Margaret Lewis shook her head. The colour had come back into her cheeks and she wore no make-up to smear when she dabbed at the lids with a spotless handkerchief. ‘We weren’t working in the same department, you see. Lots of people must have. You’ll have to ask the other girls. Bridie said he was quite old, lots older than her, and that was the one thing that made her – well, hesitate, if you know what I mean.’

‘So you wouldn’t know if this is him?’ And Martin showed her a photograph of Jerome Fanshawe. It had been taken by flash at a company dinner and the face was hard, confident, heavily jowled, but because of its arrogance and its strength and despite its age, not unattractive to women.

She looked at it with the distaste of the very young and, not answering him, said, ‘I told you they went to Brighton on the 18th of May?’ Loring nodded. ‘Bridie was going to be met by him at Marble Arch. I saw her go off in that yellow coat and dress. She said she’d have to amuse herself during the daytime because Jay would be at his conference. That’s why he was going, you see, to be at this conference.’

Loring gave another encouraging smile. This was the sort of thing Wexford wanted. Then he remembered his search through the clinic’s patient list.

‘The man we had in mind,’ he said carefully, ‘we couldn’t find his name among the clinic’s patients, you know. His wife denies she was ever in there.’

The girl touched the photograph and looked up at him in bewilderment. ‘How old is she, for goodness’ sake?’

‘The wife? Fifty, fifty-five.’

‘I’m sorry,’ Margaret Lewis blushed. ‘I think this has been my fault. Jay’s wife was in the maternity department. They’re always separate, you know, the general and the maternity departments in hospitals. Always. Bridie had done her midwifery and she was nursing Jay’s wife when she was ill before the birth and while she was having the baby.’

Burden was driving. With the accident plan Camb had given him on his lap, Wexford looked up and said:

‘Park in the next lay-by, Mike, and we’ll walk.’

An ancient milestone which had always stood on the bank since this highway was the coaching road to London, by chance pin-pointed the crash spot. From it a slow incline wound down into the valley.

The northbound and southbound sections of the by-pass, opened a year before, were separated by a strip of grass on which grew clumps of thin birch trees. Fanshawe’s Jaguar had struck one of these trees, overturned and caught fire. Wexford and Burden waited for two cars and a van to pass and then they crossed the road to the centre strip.

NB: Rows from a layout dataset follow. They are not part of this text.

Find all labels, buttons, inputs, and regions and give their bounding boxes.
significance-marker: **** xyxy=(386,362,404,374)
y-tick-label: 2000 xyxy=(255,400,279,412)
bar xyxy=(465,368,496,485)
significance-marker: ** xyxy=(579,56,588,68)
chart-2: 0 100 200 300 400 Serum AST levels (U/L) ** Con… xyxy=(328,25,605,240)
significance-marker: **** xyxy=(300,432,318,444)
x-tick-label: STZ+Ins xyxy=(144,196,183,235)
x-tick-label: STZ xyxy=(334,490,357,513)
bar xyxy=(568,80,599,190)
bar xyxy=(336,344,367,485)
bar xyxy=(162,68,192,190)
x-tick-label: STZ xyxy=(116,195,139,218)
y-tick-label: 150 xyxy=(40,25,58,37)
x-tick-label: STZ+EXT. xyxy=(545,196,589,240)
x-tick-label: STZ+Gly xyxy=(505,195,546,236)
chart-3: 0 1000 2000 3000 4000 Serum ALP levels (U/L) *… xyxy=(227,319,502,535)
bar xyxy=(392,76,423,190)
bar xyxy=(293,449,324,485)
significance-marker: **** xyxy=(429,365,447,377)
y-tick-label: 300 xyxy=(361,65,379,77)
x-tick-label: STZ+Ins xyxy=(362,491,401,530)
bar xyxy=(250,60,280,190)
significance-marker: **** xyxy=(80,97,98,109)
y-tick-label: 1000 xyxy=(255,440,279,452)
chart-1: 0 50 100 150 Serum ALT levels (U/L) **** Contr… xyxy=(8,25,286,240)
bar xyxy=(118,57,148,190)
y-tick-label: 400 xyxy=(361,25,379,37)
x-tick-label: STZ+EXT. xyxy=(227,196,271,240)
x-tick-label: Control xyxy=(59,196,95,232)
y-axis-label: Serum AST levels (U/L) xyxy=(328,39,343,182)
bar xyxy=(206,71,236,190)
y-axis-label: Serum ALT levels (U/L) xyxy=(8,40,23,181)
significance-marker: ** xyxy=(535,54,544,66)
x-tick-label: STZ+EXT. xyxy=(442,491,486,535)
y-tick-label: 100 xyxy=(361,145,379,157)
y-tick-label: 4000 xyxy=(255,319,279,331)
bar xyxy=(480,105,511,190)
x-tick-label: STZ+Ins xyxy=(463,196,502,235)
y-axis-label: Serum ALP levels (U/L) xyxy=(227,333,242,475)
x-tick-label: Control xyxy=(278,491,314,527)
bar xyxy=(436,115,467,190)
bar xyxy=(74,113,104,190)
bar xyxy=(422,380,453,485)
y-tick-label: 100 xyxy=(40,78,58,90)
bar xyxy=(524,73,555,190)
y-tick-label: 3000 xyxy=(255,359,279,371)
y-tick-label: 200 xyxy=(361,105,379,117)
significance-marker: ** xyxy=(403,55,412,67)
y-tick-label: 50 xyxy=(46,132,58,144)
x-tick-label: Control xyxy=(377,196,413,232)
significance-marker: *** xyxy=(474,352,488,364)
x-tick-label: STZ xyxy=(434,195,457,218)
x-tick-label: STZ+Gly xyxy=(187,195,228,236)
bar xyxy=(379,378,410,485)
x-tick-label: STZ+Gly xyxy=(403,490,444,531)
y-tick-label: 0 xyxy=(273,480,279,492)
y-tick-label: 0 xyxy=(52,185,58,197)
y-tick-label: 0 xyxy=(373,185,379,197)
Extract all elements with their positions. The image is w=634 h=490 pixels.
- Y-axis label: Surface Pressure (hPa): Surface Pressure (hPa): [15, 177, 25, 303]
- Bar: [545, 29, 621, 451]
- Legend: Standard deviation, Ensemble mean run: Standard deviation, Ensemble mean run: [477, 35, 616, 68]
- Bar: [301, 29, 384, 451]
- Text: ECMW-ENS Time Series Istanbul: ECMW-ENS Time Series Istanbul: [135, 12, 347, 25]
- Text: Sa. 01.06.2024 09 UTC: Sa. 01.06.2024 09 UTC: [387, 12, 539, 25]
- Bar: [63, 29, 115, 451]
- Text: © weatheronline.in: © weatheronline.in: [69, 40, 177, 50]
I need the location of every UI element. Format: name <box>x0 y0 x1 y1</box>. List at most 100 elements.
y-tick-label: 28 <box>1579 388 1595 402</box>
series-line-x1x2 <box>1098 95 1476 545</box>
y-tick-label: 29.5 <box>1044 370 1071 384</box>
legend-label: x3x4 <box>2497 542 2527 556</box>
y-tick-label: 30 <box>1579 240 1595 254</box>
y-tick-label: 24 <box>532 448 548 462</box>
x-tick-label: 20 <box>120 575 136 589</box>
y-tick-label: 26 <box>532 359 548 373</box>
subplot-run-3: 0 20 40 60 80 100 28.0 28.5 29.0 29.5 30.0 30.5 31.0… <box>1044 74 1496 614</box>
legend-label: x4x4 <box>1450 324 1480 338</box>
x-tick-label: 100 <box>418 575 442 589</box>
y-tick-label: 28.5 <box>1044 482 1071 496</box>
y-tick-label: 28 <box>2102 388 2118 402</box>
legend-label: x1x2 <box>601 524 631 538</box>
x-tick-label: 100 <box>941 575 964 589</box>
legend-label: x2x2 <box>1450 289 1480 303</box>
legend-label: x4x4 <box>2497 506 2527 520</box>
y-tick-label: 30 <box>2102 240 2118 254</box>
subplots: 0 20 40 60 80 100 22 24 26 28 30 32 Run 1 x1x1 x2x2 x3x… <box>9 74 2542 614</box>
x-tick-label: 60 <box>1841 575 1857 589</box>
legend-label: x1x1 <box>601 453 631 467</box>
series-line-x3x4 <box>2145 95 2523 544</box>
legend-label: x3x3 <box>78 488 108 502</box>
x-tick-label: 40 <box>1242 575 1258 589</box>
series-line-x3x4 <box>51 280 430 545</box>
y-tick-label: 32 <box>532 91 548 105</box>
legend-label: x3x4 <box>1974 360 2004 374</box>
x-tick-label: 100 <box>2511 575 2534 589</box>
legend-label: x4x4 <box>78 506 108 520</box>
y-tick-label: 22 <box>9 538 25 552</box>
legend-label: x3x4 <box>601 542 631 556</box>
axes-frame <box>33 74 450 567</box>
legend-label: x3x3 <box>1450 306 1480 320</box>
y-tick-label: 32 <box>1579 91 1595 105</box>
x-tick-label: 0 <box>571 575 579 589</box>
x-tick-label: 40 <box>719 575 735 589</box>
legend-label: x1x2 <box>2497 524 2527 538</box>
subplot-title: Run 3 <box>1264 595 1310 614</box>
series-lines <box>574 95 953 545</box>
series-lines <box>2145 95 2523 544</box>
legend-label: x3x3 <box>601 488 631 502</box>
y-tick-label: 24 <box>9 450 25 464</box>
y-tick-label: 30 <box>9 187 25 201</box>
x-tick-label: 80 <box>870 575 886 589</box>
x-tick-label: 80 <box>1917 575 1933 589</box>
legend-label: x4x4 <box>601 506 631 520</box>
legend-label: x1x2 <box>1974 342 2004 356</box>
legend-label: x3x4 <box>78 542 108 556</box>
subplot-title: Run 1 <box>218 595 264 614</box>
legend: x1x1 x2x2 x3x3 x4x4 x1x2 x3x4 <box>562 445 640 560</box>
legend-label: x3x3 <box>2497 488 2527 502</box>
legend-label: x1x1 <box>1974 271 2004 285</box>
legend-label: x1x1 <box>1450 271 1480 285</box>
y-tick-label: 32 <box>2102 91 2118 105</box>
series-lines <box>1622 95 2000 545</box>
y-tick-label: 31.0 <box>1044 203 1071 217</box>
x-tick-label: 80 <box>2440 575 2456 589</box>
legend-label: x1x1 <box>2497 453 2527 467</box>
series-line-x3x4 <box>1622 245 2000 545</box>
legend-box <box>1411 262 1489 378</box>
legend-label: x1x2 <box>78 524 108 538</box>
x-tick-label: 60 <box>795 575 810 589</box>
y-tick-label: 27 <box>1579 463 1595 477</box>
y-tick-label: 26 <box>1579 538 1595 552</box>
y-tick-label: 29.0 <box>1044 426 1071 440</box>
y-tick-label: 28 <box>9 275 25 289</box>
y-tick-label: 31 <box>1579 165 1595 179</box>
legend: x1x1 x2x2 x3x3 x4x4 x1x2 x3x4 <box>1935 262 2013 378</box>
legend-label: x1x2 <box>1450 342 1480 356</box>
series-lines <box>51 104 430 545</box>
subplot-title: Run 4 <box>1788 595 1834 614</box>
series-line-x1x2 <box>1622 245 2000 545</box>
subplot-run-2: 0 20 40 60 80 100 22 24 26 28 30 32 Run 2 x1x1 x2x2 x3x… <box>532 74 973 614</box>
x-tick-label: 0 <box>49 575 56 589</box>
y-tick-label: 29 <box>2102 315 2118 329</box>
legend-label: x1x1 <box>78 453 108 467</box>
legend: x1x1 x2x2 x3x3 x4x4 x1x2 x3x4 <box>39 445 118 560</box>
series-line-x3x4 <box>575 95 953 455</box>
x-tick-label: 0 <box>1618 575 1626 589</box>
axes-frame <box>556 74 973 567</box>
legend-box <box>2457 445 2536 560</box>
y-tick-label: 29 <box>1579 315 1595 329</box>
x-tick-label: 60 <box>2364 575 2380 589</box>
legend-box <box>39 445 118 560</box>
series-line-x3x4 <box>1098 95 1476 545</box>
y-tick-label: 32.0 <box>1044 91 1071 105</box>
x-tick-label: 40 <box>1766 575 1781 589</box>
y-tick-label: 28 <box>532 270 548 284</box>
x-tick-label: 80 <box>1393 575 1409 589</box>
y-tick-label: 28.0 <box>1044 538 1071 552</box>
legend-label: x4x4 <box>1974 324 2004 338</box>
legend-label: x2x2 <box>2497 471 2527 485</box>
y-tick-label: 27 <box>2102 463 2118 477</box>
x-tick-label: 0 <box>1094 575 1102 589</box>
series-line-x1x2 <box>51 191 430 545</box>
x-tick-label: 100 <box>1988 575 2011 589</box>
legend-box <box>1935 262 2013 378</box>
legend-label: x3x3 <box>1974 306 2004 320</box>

A large area of this grass had been burnt but by now new growth had replaced it and there was nothing but a ragged black stump to show where the crash tree had been.

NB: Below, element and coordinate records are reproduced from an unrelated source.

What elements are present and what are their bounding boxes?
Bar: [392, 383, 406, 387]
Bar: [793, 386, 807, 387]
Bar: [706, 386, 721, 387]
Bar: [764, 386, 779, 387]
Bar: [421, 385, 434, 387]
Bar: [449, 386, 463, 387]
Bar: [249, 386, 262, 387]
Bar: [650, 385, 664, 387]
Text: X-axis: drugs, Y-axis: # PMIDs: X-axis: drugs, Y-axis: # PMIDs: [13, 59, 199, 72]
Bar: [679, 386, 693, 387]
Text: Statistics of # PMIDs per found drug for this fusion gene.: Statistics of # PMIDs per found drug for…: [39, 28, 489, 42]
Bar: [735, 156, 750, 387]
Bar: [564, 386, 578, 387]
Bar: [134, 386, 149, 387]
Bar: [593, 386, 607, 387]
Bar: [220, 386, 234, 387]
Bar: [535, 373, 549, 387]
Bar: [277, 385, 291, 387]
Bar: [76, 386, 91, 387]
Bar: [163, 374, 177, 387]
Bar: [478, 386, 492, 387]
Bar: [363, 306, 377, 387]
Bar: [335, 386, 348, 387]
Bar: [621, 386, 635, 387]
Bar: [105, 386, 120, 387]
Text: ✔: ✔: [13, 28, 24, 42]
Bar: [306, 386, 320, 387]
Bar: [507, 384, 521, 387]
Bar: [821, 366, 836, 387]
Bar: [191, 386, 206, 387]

‘First,’ said Wexford, ‘we’ll work on the assumption that the girl was in the car with the Fanshawes, she was Jerome Fanshawe’s fancy piece and he was driving her back to London. Who sits where? Mrs Fanshawe in the back and her supplanter next to Don Juan or vice versa?’

‘Surely there must have been some amount of pretence, sir,’ said Burden, wrinkling his fastidious nose. ‘It can’t have been all open and above-board. The girl would have sat in the back.’

‘It’s the seat on the driver’s left that’s called the suicide seat, Mike, and whereas the girl died, Mrs Fanshawe is still alive. If the girl was there at all, she sat in the front.’ Wexford made a sweeping gesture with his right hand. ‘Up comes Fanshawe, driving like a maniac he was at eighty or so. Now there’s no evidence of a burst tire and the windscreen didn’t shatter. What did Fanshawe see that made him cry out “God!” and pull the wheel over?’